WASHINGTON: The United States House of Representatives has passed gun control legislation approved earlier by the Senate, breaking a 30-year congressional deadlock.

The bill is now on its way to President Joe Biden's desk for his signature and enactment, as his aides have stated he is waiting to sign it.

"With this bipartisan package, we take the first steps to fight back on behalf of the American people, who, according to polls, desperately want new measures to keep communities safe," House Speaker Nancy Pelosi said on the floor. "To those who lacked the courage to participate in this work, I say that your political survival is insignificant in comparison to the survival of our children." The last time gun laws were changed was in 1994, when assault weapons were prohibited.
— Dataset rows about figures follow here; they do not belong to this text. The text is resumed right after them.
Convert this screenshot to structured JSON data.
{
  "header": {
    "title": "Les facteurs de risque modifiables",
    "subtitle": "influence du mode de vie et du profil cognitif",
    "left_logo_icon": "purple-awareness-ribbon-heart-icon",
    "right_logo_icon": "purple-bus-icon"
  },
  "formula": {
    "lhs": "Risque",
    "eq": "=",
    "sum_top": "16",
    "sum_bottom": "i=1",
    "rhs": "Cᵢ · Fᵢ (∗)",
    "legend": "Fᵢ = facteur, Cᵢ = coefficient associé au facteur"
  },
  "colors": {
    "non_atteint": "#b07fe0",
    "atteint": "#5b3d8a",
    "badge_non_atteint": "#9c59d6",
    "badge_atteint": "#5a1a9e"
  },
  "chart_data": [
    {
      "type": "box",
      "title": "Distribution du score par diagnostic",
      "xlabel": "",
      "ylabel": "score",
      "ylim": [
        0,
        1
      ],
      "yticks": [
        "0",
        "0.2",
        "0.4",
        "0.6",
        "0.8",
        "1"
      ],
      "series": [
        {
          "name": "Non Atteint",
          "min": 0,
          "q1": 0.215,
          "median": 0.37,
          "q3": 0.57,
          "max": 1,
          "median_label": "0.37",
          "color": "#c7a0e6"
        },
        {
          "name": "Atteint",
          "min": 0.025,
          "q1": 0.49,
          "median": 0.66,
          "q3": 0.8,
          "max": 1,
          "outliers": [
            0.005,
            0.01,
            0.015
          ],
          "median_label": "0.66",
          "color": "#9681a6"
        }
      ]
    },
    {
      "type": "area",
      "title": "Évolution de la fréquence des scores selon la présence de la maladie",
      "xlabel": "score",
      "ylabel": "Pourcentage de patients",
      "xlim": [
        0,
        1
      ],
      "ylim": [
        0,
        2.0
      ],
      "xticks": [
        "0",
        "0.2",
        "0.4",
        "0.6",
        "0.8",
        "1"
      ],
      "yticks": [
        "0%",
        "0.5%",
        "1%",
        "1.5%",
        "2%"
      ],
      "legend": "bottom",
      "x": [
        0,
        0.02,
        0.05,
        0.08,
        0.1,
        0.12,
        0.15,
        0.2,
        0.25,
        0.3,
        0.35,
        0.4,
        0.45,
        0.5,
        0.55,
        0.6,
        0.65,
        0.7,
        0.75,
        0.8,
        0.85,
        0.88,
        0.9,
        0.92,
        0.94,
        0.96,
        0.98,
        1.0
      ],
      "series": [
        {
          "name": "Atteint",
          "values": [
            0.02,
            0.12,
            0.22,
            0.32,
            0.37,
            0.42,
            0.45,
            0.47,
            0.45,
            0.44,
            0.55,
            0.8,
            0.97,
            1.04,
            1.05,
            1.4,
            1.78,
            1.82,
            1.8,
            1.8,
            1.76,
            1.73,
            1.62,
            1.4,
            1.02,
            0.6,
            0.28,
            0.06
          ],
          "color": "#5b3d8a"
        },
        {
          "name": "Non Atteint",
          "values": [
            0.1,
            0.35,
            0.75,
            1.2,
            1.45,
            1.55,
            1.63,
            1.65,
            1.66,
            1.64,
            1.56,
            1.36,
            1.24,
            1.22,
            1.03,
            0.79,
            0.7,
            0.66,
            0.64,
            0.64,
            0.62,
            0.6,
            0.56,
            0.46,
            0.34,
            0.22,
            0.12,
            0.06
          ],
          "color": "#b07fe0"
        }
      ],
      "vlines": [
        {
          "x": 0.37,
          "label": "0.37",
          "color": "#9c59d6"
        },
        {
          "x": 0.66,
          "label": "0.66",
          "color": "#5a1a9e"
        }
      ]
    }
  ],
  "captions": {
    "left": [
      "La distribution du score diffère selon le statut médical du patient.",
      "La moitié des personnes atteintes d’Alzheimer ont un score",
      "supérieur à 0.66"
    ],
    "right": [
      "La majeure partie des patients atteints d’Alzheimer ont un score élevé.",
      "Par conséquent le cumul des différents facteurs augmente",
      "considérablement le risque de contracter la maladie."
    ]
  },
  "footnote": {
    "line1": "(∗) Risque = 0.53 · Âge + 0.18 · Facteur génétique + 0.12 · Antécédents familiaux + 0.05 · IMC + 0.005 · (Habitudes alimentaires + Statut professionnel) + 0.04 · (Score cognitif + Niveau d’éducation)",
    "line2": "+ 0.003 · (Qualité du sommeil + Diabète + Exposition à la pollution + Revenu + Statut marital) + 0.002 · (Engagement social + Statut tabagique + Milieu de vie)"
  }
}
The new legislation, which has been described as a modest attempt to reform America's notoriously lax gun laws, comes in the wake of a national outpouring of outrage and frustration over the recent killings of 10 African Americans in Buffalo, New York, and 19 children at an elementary school in Uvalde, Texas, just 10 days apart.

A bipartisan group of ten Democratic and ten Republican senators, led by Chris Murphy and John Cornyn, negotiated the bill. It passed the Senate by a vote of 65-33, with 15 Republicans voting alongside all 50 Democrats in the 100-member chamber. The bill was passed mostly along party lines in the House, 234 to 193, with 15 Republicans joining all Democrats.